The car and the observer

In the figure, $J$ represents the position of James and $C$ represents the car which moves through a distance of $x$ first from $C$ to $A$ and then from $A$ to $B$ . With $a$ and $b$ represent the angles of rotation of the neck of James.

In triangle $ACJ$ , $\begin{aligned} \sin(a)&=&\frac{AC}{AJ} \\ & =& \frac{x}{AJ} \quad (\text{as } AC=x) \qquad \qquad \tag1 \end{aligned}$

In triangle $ADJ$ , $\sin(b)=\frac{AD}{AJ} \qquad \qquad \tag2$

In triangle $ADB$ , $AD<AB \quad (\text{as }AB \text{ is the hypotenuse})$

or $AD < x\qquad \qquad \tag 3$

as $AB = x$ .

From $(1), (2), (3)$ , we get

$\sin a > \sin b .$

Since $0<a< \frac\pi2$ and $0 < b < \frac\pi2$ , then $\boxed{a>b}$ .

By interpreting the problem statement, we can construct the diagram as shown above, where $x$ and $y$ are positive numbers.

We have $\tan a = \dfrac xy$ and $\tan (a+b) = \dfrac{x+x}y = \dfrac{2x}y$ .

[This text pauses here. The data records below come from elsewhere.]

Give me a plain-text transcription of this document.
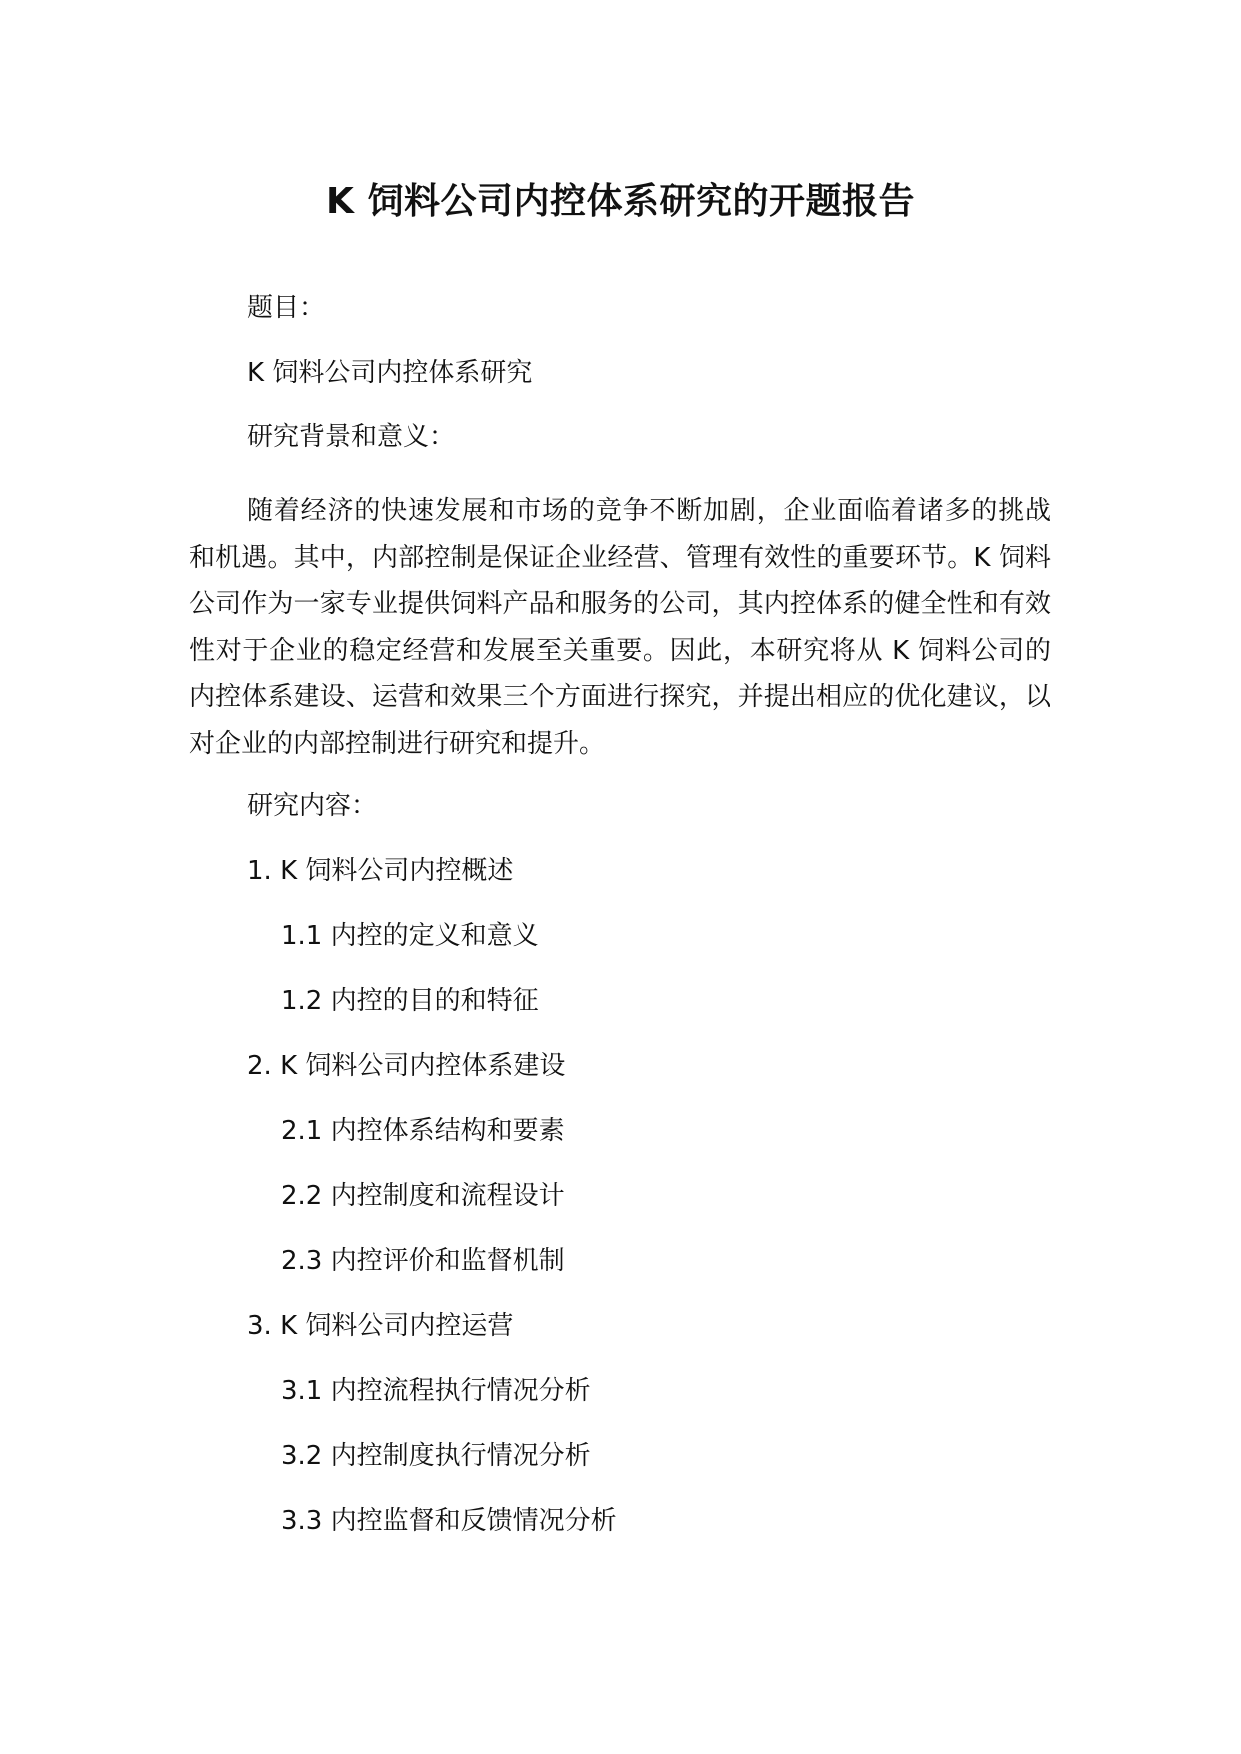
K 饲料公司内控体系研究的开题报告
题目：
K 饲料公司内控体系研究
研究背景和意义：
随着经济的快速发展和市场的竞争不断加剧，企业面临着诸多的挑战和机遇。其中，内部控制是保证企业经营、管理有效性的重要环节。K 饲料公司作为一家专业提供饲料产品和服务的公司，其内控体系的健全性和有效性对于企业的稳定经营和发展至关重要。因此，本研究将从 K 饲料公司的内控体系建设、运营和效果三个方面进行探究，并提出相应的优化建议，以对企业的内部控制进行研究和提升。
研究内容：
1. K 饲料公司内控概述
1.1 内控的定义和意义
1.2 内控的目的和特征
2. K 饲料公司内控体系建设
2.1 内控体系结构和要素
2.2 内控制度和流程设计
2.3 内控评价和监督机制
3. K 饲料公司内控运营
3.1 内控流程执行情况分析
3.2 内控制度执行情况分析
3.3 内控监督和反馈情况分析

By applying the compound angle formula for tangent, $\tan(M-N) = \dfrac{\tan M - \tan N}{1 + \tan M \tan N }$ , we can determine $\tan b$ ,

$\begin{aligned} \tan b = \tan ((a+b) - a) &=& \dfrac{ \tan (a+b) - \tan a}{1 + \tan(a+b) \tan a} \\ &=& \dfrac{\frac{2x}y - \frac xy }{1 + \frac{2x}y \cdot \frac xy } \\ &=& \dfrac{ \frac xy }{1 + \frac{2x^2}{y^2} } \\ &=& \dfrac{ xy }{2x^2 + y^2 } \\ \end{aligned}$

Since $\tan a = \dfrac xy = \dfrac{xy}{y^2} > \dfrac{xy}{2x^2 + y^2} = \tan b$ , and because $a$ and $b$ are in the interval $\left( 0 ,\frac\pi2 \right)$ , then $\boxed{a > b}$ because the graph $f(z)= \tan z$ is an increasing function in the first quadrant.